È ancora una volta un’abbazia, e sempre benedettina, il luogo raccontato nel più grande successo italiano di questi anni, Il nome della rosa di Umberto Eco. Essa assume, fin dalla descrizione del narratore, il giovane novizio Adso da Melk, una dimensione cosmica, legata, come era proprio dei costruttori di templi in Grecia e in Etruria e poi a quelli delle grandi cattedrali europee dal XII al XIV secolo, alla funzione del microcosmo, figura e anticipazione del macrocosmo divino.
È un esordio primaverile, alla maniera dei trovatori provenzali, ma anche, dirà poi Eco, dei fumetti e della scrittura “degenerata”, serializzata, privata della sua significazione primaria, quello che dà il via al romanzo vero e proprio: “Era una bella mattina di fine novembre”.{19} Dentro la mattina di novembre, un sentiero scosceso, una montagna dalla quale sembra nascere come un suo prolungamento, l’Edificio, la costruzione per eccellenza, che vedremo assommare in sé le meraviglie della conoscenza universale e l’orrore della bestia apocalittica: un edificio che è l’immagine del mondo, con le sue contraddizioni e i tentativi da parte di qualcuno, di trovare un ordine, sempre frustrati da eccessiva fretta o troppa lentezza. Adso pensa di trovare un ordine nell’universo dell’abbazia che possa corrispondere all’ordine celeste, mentre il suo sagace maestro, Guglielmo di Baskerville tenta di dimostrargli, con una costanza che sembra a volte sadismo, che non c’è ordine nell’abbazia, in terra, nelle menti degli uomini, e, forse, neanche in cielo.

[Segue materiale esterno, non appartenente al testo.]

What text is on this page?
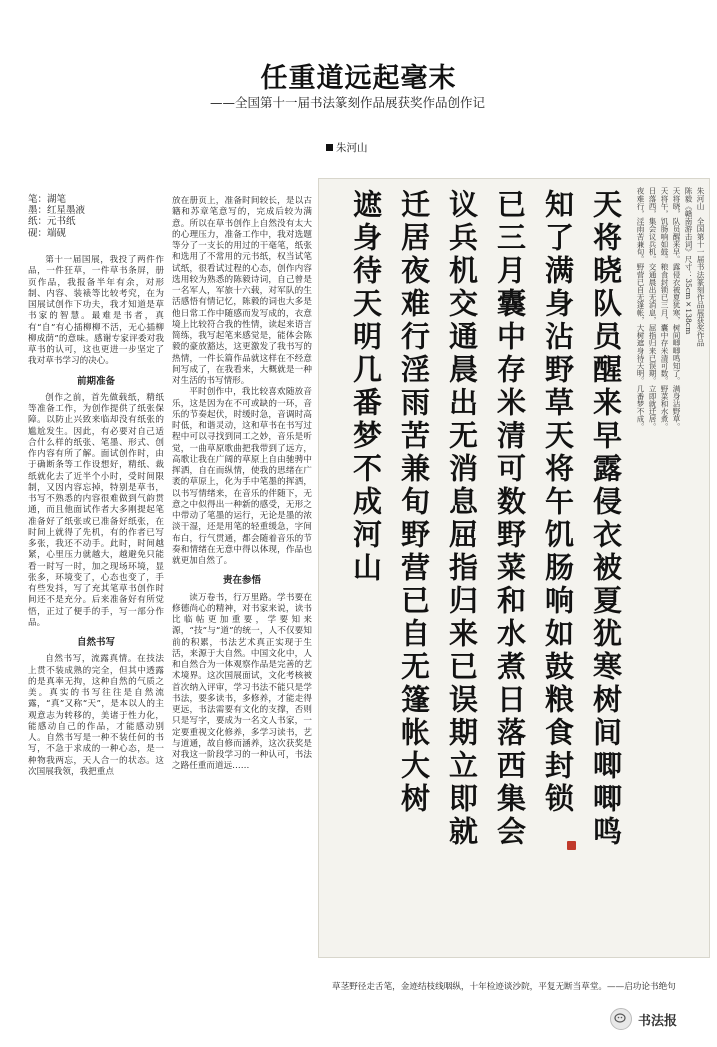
任重道远起毫末
——全国第十一届书法篆刻作品展获奖作品创作记
朱河山
笔：湖笔
墨：红星墨液
纸：元书纸
砚：端砚

第十一届国展，我投了两件作品，一件狂草，一件草书条屏，册页作品，我报备半年有余，对形制、内容、装裱等比较考究，在为国展试创作下功夫，我才知道是草书家的智慧。最难是书者，真有“自”有心插柳柳不活，无心插柳柳成荫”的意味。感谢专家评委对我草书的认可，这也更进一步坚定了我对草书学习的决心。

前期准备

创作之前，首先做载纸，精纸等准备工作，为创作提供了纸张保障。以防止兴致来临却没有纸张的尴尬发生。因此，有必要对自己适合什么样的纸张、笔墨、形式、创作内容有所了解。面试创作时，由于确断条等工作设想好，精纸、裁纸就化去了近半个小时，受时间限制，又因内容忘掉，特别是草书，书写不熟悉的内容很难做到气韵贯通，而且他面试作者大多刚提起笔准备好了纸张或已准备好纸张，在时间上就得了先机，有的作者已写多张，我还不动手。此时，时间越紧，心里压力就越大，越避免只能看一时写一时，加之现场环境，显张多，环境变了，心态也变了，手有些发抖，写了充其笔草书创作时间还不是充分。后来准备好有所觉悟，正过了便手的手，写一部分作品。

自然书写

自然书写，流露真情。在技法上贯不装成熟的完全，但其中透露的是真率无拘，这种自然的气质之美。真实的书写往往是自然流露，“真”又称“天”，是本以人的主观意志为转移的，美诸于性力化，能感动自己的作品，才能感动别人。自然书写是一种不装任何的书写，不急于求成的一种心态，是一种物我两忘，天人合一的状态。这次国展我领，我把重点

放在册页上，准备时间较长，是以古籍和苏章笔意写的，完成后较为满意。所以在草书创作上自然没有太大的心理压力，准备工作中，我对选题等分了一支长的用过的干毫笔，纸张和选用了不常用的元书纸，权当试笔试纸，很看试过程的心态，创作内容选用较为熟悉的陈毅诗词，自己曾是一名军人，军旅十六载，对军队的生活感悟有情记忆，陈毅的词也大多是他日常工作中随感而发写成的，衣意境上比较符合我的性情，读起来语言简练，我写起笔来感觉是，能体会陈毅的豪放豁达，这更激发了我书写的热情，一件长篇作品就这样在不经意间写成了，在我看来，大概就是一种对生活的书写情形。

平时创作中，我比较喜欢随放音乐，这是因为在不可或缺的一环，音乐的节奏起伏，时缓时急，音调时高时低，和谐灵动，这和草书在书写过程中可以寻找到同工之妙，音乐是听觉，一曲草原歌曲把我带到了远方，高歌让我在广阔的草原上自由驰骋中挥洒，自在而纵情，使我的思绪在广袤的草原上，化为手中笔墨的挥洒，以书写情绪来，在音乐的伴随下，无意之中似得出一种新的感受，无形之中带动了笔墨的运行，无论是墨的浓淡干湿，还是用笔的轻重缓急，字间布白，行气贯通，都会随着音乐的节奏和情绪在无意中得以体现，作品也就更加自然了。

责在参悟

读万卷书，行万里路。学书要在修德尚心的精神，对书家来说，读书比临帖更加重要，学要知来源，“技”与“道”的统一，人不仅要知前的积累，书法艺术真正实现于生活，来源于大自然。中国文化中，人和自然合为一体观察作品是完善的艺术境界。这次国展面试，文化考核被首次纳入评审，学习书法不能只是学书法，要多读书，多修养，才能走得更远，书法需要有文化的支撑，否则只是写字，要成为一名文人书家，一定要重视文化修养，多学习读书，艺与道通，故自修而涵养，这次获奖是对我这一阶段学习的一种认可，书法之路任重而道远……

朱河山　全国第十一届书法篆刻作品展获奖作品
陈毅《赣南游击词》尺寸：35cm×138cm
天将晓，队员醒来早。露侵衣被夏犹寒，树间唧唧鸣知了。满身沾野草。
天将午，饥肠响如鼓。粮食封锁已三月，囊中存米清可数。野菜和水煮。
日落西，集会议兵机。交通晨出无消息，屈指归来已误期。立即就迁居。
夜难行，淫雨苦兼旬。野营已自无篷帐，大树遮身待天明。几番梦不成。
天将晓队员醒来早露侵衣被夏犹寒树间唧唧鸣
知了满身沾野草天将午饥肠响如鼓粮食封锁
已三月囊中存米清可数野菜和水煮日落西集会
议兵机交通晨出无消息屈指归来已误期立即就
迁居夜难行淫雨苦兼旬野营已自无篷帐大树
遮身待天明几番梦不成河山
草茎野径走舌笔，金迹结枝线咽纵，十年检迹谈沙院，平复无断当草堂。——启功论书绝句
书法报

Ma andiamo con ordine: Adso, che ha già viaggiato per l’Italia, e conosce Castel del Monte ad Andria e Castel Ursino a Catania, si meraviglia non tanto per le mura, possenti ma simili a tante altre mura, quanto per l’Edificio che le sovrasta.
Dopo la descrizione fisica dell’abbazia e dell’Edificio, Adso, abituato a prefigurare nel qui umano il regno di Dio, si lancia in una dotta disquisizione sulle corrispondenze tra le cose umane e quelle celesti:

Tre ordini di finestre dicevano il ritmo trino della sua soprelevazione, così che ciò che era fisicamente quadrato sulla terra, era spiritualmente triangolare in cielo.{20}
I numeri che stanno alla base dell’armonia costruttiva dell’abbazia tra le alpi liguri e il mare, sono segni, per Adso, di una corrispondenza ideale tra cielo e terra. Il giovane monaco vede quindi l’abbazia con gli occhi dello stesso abate, benedettino come lui: l’edificio appare al giovane monaco il luogo in cui le ricchezze e le reliquie accumulate sono figure delle ricchezze della grazia e della potenza di Dio e, infine, dello splendore dell’al di là.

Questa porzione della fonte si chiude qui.